Hollingsworth’s kids get into the act in the kitchen. His daughter has been cooking with him since she was 2, and his son now joins in to help with pancakes, omelets, cookies and pasta. “They just pull up a chair and help out,” he says, “whether it be whisking, breaking eggs or spilling flour all over the counter.”
The kids also love this dish, which everyone at the table can dress with the ingredients they like best. “They love yogurt and labneh,” says Hollingsworth, and they like to get hands-on. “Traditionally, you don’t use a spoon or utensil. You just use your hands and bread. They love that aspect of it.”
For the grown-ups, the diversity of fresh ingredients makes this dish. “One bite could be a tomato, and the next bite could be the ful and the next bite could be lettuce,” Hollingsworth says. “One of the reasons that I really love this dish is that you have different little bites of everything.” That means hitting your home garden and/or local farmers market for the produce, checking out your nearest Middle Eastern grocery for canned fava beans and labneh (though you can substitute Greek yogurt in a pinch) and investing in quality olive oil.
“The quality of olive oil that you use is very important,” says Hollingsworth. “It’s one of those dishes that doesn’t have a lot of ingredients, so you want to have the highest quality in order to highlight them.” He recommends looking for smaller bottles with dark glass (sunlight destroys olive oil).

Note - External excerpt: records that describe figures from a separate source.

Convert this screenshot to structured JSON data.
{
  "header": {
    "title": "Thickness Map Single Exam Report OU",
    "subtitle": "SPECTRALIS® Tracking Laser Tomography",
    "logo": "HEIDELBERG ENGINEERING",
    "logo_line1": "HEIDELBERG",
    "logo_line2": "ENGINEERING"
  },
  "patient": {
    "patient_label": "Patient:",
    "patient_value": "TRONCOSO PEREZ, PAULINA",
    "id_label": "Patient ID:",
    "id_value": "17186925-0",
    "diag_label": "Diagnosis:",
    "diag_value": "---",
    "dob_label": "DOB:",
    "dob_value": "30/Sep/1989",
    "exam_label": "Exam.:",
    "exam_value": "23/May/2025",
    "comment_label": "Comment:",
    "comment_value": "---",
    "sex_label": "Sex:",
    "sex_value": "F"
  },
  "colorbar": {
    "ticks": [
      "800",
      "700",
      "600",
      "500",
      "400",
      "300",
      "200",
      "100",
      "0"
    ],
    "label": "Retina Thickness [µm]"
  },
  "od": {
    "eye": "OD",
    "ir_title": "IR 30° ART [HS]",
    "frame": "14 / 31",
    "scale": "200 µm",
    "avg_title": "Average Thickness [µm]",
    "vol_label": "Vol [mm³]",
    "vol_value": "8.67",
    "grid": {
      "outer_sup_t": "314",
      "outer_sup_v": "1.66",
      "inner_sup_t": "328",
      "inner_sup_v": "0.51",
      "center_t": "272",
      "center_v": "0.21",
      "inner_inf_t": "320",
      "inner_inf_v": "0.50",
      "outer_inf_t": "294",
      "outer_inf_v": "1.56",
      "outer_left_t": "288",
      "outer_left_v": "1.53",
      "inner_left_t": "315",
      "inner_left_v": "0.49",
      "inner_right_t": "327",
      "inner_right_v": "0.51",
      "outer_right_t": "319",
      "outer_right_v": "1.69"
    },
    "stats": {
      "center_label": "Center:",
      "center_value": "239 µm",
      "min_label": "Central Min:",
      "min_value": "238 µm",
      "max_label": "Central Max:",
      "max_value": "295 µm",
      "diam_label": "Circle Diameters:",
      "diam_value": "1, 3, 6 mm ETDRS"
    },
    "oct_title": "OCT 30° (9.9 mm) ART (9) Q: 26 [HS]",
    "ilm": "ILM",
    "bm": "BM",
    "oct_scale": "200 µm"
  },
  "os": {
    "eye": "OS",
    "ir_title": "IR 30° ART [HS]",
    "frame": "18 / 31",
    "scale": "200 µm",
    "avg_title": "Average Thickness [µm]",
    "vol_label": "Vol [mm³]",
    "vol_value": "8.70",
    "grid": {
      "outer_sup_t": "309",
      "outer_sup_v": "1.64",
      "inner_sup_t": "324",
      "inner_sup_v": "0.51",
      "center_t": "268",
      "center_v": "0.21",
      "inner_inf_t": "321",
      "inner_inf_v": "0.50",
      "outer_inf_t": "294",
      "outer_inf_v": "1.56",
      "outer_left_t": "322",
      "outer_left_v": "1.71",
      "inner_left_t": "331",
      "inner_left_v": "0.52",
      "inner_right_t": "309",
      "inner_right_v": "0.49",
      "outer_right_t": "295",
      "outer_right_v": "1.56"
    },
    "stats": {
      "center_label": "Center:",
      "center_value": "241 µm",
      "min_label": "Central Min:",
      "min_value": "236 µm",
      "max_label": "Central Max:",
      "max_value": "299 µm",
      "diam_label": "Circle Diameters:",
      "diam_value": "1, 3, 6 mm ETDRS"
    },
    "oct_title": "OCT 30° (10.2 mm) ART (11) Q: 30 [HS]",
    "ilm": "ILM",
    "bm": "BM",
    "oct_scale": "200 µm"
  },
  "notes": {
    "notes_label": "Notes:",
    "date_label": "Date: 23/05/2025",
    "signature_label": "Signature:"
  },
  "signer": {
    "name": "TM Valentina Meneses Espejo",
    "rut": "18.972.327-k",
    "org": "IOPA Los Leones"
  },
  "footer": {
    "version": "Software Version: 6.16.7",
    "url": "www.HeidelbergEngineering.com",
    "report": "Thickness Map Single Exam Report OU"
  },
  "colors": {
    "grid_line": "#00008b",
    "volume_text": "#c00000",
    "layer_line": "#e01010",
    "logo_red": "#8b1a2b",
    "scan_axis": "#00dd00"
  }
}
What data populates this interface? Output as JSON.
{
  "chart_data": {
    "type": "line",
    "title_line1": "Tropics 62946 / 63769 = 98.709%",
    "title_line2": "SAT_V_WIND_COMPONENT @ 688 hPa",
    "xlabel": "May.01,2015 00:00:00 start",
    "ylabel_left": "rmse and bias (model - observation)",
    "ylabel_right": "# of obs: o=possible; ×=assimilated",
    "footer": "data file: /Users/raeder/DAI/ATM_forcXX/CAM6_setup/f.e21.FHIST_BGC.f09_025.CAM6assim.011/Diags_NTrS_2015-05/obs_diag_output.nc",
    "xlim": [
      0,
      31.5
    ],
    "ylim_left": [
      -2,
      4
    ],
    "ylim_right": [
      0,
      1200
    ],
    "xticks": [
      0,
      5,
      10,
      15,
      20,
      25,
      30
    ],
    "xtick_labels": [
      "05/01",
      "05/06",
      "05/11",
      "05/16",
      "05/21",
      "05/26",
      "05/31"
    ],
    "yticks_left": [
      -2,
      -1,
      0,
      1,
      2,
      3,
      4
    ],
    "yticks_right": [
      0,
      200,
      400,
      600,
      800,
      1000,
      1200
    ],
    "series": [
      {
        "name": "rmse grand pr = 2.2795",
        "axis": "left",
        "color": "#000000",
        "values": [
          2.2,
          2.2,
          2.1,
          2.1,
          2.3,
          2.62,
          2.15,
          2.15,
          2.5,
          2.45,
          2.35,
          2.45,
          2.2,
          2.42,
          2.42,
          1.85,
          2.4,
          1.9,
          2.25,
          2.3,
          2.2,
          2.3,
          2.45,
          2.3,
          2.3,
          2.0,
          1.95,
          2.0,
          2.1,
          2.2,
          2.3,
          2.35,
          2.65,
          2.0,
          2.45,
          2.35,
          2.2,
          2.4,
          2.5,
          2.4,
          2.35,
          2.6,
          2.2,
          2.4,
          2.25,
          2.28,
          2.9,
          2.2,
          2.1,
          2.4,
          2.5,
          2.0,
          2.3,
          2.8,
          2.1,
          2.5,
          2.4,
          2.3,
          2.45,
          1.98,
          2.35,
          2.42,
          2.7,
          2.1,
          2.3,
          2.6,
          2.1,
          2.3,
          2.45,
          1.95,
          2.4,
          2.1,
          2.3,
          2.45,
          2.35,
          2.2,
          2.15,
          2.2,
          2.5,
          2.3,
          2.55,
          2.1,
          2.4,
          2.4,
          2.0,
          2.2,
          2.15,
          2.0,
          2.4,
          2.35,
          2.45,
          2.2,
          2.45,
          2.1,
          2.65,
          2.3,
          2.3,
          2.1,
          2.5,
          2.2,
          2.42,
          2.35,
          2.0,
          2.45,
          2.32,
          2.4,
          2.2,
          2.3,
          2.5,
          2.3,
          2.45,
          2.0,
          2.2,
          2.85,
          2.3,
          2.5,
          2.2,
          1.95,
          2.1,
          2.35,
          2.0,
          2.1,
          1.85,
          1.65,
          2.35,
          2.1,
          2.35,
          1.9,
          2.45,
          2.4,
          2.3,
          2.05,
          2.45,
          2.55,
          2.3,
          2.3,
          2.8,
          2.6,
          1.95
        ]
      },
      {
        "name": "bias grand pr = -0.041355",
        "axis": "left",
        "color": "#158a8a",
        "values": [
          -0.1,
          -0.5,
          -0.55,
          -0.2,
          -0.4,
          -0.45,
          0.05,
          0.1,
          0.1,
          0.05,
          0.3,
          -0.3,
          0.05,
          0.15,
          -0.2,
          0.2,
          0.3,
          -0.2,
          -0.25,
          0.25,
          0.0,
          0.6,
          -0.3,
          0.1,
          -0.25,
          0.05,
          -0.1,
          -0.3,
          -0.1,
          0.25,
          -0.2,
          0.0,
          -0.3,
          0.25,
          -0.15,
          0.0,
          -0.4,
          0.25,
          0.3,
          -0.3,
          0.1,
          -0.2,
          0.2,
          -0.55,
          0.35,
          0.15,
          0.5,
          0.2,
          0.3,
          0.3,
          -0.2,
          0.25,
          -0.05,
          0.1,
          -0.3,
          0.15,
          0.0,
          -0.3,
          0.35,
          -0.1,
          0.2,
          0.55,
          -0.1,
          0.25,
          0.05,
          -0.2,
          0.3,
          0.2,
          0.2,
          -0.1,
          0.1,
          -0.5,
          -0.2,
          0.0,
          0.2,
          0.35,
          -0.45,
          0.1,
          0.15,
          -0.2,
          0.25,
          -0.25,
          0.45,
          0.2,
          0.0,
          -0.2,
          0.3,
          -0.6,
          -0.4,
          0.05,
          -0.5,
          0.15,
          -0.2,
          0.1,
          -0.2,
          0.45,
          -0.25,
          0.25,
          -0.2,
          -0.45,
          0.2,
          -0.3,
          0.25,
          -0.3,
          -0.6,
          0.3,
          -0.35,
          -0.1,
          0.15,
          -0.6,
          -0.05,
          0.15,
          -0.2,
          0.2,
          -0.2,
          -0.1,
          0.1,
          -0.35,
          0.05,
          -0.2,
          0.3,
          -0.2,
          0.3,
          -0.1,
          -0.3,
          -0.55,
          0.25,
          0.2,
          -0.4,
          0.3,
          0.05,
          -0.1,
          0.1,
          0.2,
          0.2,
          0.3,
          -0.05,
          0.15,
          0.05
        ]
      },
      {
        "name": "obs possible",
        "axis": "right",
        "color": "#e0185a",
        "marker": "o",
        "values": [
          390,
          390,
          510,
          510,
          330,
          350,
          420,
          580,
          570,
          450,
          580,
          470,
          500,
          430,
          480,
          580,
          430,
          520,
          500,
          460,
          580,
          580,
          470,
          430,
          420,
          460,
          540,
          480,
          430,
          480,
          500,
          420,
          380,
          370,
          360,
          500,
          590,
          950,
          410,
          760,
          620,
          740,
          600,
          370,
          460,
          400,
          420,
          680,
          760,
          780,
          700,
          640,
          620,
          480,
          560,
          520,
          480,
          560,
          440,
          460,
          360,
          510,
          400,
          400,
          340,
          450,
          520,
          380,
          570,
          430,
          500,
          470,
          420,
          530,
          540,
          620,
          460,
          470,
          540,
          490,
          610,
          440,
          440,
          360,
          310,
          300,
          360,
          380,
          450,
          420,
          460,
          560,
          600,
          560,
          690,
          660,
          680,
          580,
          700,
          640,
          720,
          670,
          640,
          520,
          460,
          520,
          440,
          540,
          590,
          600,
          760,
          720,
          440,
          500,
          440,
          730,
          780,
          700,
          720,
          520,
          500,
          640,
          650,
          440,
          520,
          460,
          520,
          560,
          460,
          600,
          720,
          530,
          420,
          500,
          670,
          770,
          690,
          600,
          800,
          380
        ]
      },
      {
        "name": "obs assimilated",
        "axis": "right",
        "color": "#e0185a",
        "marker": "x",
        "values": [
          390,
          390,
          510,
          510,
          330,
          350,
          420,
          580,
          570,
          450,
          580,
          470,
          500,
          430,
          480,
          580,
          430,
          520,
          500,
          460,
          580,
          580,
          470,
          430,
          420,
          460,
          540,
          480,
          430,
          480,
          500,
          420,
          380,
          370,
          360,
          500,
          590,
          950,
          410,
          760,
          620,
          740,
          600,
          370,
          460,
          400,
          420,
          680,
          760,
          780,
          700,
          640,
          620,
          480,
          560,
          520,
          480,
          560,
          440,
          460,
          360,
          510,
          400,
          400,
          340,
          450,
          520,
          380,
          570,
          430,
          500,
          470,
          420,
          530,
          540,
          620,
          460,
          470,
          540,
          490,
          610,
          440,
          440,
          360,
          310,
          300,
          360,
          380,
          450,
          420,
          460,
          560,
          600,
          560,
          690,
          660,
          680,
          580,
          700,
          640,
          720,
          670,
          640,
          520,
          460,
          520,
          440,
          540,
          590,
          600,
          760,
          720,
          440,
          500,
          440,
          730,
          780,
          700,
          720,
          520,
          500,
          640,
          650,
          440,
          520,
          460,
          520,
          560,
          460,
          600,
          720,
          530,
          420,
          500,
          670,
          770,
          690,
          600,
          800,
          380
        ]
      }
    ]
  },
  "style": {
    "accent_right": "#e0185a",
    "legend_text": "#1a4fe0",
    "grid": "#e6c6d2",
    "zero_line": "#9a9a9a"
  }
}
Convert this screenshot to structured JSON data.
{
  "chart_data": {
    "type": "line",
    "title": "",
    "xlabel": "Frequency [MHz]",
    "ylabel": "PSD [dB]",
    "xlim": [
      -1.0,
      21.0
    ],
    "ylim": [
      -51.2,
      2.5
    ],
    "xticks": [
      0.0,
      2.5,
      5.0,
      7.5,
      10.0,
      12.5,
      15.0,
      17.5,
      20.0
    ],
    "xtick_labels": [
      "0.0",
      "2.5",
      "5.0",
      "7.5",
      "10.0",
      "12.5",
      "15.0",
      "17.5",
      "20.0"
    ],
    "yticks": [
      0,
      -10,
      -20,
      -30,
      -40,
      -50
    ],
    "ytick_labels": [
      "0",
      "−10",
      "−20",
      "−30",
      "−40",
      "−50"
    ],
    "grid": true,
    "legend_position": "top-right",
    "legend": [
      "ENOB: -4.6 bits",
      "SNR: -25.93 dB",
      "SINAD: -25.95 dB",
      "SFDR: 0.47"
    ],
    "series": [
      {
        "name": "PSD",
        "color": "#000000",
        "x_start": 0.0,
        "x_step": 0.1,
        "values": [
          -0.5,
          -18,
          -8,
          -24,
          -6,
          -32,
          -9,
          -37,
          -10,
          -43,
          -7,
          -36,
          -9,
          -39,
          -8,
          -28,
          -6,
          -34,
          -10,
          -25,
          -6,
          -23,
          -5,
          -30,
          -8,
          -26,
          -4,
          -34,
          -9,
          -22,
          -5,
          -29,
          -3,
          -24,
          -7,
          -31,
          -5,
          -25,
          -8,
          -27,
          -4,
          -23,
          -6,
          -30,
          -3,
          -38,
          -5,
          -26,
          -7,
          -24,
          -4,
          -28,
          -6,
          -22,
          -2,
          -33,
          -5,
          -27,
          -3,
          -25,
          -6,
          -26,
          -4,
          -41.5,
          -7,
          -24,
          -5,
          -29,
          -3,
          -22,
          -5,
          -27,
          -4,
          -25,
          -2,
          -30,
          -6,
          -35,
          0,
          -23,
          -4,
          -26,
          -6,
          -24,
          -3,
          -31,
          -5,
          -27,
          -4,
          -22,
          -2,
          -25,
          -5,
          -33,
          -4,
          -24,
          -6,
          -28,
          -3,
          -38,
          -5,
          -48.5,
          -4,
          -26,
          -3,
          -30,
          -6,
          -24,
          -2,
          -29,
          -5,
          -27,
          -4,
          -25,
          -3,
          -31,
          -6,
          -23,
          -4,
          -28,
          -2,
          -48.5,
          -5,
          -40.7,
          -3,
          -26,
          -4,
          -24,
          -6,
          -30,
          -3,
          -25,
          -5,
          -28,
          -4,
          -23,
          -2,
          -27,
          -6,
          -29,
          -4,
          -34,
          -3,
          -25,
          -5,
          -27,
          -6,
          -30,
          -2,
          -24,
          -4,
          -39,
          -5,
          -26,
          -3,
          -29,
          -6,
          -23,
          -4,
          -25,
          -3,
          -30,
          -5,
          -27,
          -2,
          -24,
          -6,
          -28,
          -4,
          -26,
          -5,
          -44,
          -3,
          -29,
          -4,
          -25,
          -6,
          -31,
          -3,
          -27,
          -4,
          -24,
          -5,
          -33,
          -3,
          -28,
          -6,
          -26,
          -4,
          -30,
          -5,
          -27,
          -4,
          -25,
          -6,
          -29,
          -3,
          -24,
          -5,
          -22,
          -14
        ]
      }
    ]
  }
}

Besides tasting the oil – as long as the flavor is good, whether you go spicy or fruity is up to you – he also rubs a little in the palms of his hands to get the full aroma before smelling it.
Once you have all the ingredients gathered and chopped, the meal comes together in minutes. “The nice part about it, too, is that it’s really fresh,” Hollingsworth says. That makes it the perfect collection of little bites for summer breakfast.
Ful Medames
16 oz. canned fava beans, rinsed and drained
½ cup olive oil
3 garlic cloves, crushed
1 teaspoon ground cumin
½ cup water
Salt and pepper
¼ cup fresh lemon juice
Romaine lettuce, leafed
Radishes, sliced
Tomatoes, chopped
Cucumber, sliced
Onion, roughly chopped
Hard-boiled eggs,
cut into pieces
Fresh mint leaves
Labneh (strained yogurt)
Olives (Kalamata, Niçoise, Mediterranean or any variety), pitted
Additional olive oil and lemon juice
Pita bread
Simmer the fava beans in water in a medium saucepot until they are heated through, which should take no more than 5 or 10 minutes. Drain the beans, slightly crush them (leaving them a bit chunky) and mix in the raw garlic, cumin, ½ cup olive oil and ¼ cup lemon juice.
Put the romaine, radishes, tomatoes, cucumber, onion, eggs, mint, labneh, olives and additional olive oil and lemon juice out in bowls, salad-bar style. Let everyone garnish the ful medames as they like. Serve with fresh or toasted pita bread for scooping.